The trick is to use the breaktol
keyword argument. breaktol
defaults to 2
,
which means that extrapolate
gives up if the best error estimate increases by
more than a factor of 2 from one iteration to the next. Ordinarily, this
kind of breakdown in convergence arises because you hit the limits of floating-point precision, and halting extrapolation is the right thing to do. Here, however, it would converge if we just continued shrinking h
. So, we simply set breaktol=Inf
to force extrapolation to continue, which works even for a large initial h=1000.0
:
julia> extrapolate(1000.0, breaktol=Inf) do h
@show h
x = 0.01
(1/(x+h) - 1/x) / h
end
h = 1000.0
h = 125.0
h = 15.625
h = 1.953125
h = 0.244140625
h = 0.030517578125
h = 0.003814697265625
h = 0.000476837158203125
h = 5.9604644775390625e-5
h = 7.450580596923828e-6
h = 9.313225746154785e-7
h = 1.1641532182693481e-7
(-10000.000000029328, 5.8616933529265225e-8)

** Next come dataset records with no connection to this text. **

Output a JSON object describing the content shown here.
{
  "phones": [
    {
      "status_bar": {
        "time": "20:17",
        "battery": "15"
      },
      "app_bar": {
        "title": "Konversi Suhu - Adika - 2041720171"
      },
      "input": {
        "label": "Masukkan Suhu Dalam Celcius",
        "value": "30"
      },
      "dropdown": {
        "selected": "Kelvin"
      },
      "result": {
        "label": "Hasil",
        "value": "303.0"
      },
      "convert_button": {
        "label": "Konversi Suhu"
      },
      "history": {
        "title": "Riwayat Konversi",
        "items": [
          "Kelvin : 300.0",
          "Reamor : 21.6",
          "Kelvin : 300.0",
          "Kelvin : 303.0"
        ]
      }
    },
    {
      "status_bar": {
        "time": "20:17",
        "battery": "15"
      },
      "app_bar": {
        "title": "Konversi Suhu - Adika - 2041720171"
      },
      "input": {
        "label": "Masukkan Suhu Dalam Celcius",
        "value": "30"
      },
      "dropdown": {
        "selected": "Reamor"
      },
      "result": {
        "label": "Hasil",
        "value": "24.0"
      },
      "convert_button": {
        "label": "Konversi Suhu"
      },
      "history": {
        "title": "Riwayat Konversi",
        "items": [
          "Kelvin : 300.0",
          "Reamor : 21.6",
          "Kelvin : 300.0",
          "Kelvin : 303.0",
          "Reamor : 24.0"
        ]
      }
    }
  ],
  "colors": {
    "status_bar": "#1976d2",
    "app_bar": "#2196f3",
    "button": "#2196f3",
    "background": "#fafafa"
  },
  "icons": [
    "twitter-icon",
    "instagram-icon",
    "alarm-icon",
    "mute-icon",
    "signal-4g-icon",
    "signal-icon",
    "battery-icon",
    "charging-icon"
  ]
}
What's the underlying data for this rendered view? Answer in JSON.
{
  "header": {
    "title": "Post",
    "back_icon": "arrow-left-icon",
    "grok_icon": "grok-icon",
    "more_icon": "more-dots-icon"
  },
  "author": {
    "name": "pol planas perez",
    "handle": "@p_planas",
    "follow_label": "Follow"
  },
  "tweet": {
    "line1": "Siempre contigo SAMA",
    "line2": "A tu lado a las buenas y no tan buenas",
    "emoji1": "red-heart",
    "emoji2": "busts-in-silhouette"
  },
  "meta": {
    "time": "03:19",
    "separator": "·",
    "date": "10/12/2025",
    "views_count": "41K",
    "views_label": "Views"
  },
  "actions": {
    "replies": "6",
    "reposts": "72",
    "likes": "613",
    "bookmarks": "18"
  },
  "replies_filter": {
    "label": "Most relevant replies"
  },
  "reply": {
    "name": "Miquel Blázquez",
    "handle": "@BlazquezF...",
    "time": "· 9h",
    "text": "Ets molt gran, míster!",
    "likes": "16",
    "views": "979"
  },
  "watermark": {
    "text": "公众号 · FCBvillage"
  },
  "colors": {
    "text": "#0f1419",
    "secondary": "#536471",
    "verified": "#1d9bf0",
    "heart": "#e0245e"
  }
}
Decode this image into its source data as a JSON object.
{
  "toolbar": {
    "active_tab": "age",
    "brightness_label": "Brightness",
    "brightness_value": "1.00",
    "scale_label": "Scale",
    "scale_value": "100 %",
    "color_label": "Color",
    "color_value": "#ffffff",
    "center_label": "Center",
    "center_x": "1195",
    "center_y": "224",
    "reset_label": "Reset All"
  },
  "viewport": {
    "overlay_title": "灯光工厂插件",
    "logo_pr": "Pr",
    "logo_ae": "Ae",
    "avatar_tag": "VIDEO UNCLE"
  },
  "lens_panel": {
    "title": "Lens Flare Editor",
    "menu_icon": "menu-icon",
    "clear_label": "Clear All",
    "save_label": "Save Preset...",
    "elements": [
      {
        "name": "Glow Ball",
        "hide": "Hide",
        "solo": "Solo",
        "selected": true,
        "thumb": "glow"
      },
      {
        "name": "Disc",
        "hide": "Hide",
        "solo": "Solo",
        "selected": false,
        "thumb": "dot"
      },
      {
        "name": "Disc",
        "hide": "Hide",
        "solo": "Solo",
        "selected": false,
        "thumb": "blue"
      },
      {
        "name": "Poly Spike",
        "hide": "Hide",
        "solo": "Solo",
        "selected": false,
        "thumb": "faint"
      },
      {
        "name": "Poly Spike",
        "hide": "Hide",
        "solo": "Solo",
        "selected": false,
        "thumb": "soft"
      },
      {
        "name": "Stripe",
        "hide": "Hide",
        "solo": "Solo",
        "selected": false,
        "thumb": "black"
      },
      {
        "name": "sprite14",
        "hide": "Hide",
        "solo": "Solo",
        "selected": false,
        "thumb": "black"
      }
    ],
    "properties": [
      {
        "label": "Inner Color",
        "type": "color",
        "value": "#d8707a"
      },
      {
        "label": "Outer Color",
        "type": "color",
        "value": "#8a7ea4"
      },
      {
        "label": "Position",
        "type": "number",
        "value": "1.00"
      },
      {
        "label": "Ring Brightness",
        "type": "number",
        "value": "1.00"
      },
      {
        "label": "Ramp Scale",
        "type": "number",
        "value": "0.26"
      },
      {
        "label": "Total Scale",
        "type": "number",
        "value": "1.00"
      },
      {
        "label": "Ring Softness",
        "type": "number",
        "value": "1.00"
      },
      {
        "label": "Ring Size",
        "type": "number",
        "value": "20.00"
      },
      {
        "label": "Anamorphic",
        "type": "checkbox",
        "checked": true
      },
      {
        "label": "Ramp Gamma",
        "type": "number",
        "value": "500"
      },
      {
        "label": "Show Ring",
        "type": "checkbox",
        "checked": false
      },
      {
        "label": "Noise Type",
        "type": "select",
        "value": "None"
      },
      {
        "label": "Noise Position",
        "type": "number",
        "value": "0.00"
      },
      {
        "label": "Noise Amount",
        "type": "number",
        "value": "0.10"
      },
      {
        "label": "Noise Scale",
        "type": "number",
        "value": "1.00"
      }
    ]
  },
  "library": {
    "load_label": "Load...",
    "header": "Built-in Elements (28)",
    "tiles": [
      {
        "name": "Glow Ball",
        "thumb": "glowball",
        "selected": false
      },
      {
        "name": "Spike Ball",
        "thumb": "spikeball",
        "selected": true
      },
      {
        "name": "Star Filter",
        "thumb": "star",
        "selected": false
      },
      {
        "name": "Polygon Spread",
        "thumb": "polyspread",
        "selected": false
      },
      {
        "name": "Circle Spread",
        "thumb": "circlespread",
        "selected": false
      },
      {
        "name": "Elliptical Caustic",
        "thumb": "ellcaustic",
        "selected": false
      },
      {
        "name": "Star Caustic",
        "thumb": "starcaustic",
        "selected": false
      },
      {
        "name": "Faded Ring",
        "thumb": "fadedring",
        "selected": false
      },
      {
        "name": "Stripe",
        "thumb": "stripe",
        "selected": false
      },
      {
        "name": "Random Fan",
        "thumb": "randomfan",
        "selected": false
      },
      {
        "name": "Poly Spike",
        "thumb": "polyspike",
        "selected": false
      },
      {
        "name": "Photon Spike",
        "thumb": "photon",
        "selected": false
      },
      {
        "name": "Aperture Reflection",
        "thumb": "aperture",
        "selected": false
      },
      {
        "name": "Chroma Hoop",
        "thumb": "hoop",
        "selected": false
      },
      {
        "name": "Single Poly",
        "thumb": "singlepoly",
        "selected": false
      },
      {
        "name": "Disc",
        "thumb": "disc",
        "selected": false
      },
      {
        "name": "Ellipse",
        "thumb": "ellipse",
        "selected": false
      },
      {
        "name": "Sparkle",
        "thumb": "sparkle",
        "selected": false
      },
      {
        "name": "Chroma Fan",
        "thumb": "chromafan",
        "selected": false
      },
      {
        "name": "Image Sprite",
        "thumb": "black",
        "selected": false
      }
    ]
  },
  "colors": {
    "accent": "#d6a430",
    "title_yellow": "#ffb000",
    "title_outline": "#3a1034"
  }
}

Not that it continues extrapolating until it reaches small h
values where the power-series converges, and in the end it again returns the correct answer to nearly machine precision (and would reach machine precision if we set a smaller rtol
). (The extrapolate
function automatically discards the initial points where the polynomial extrapolation fails.)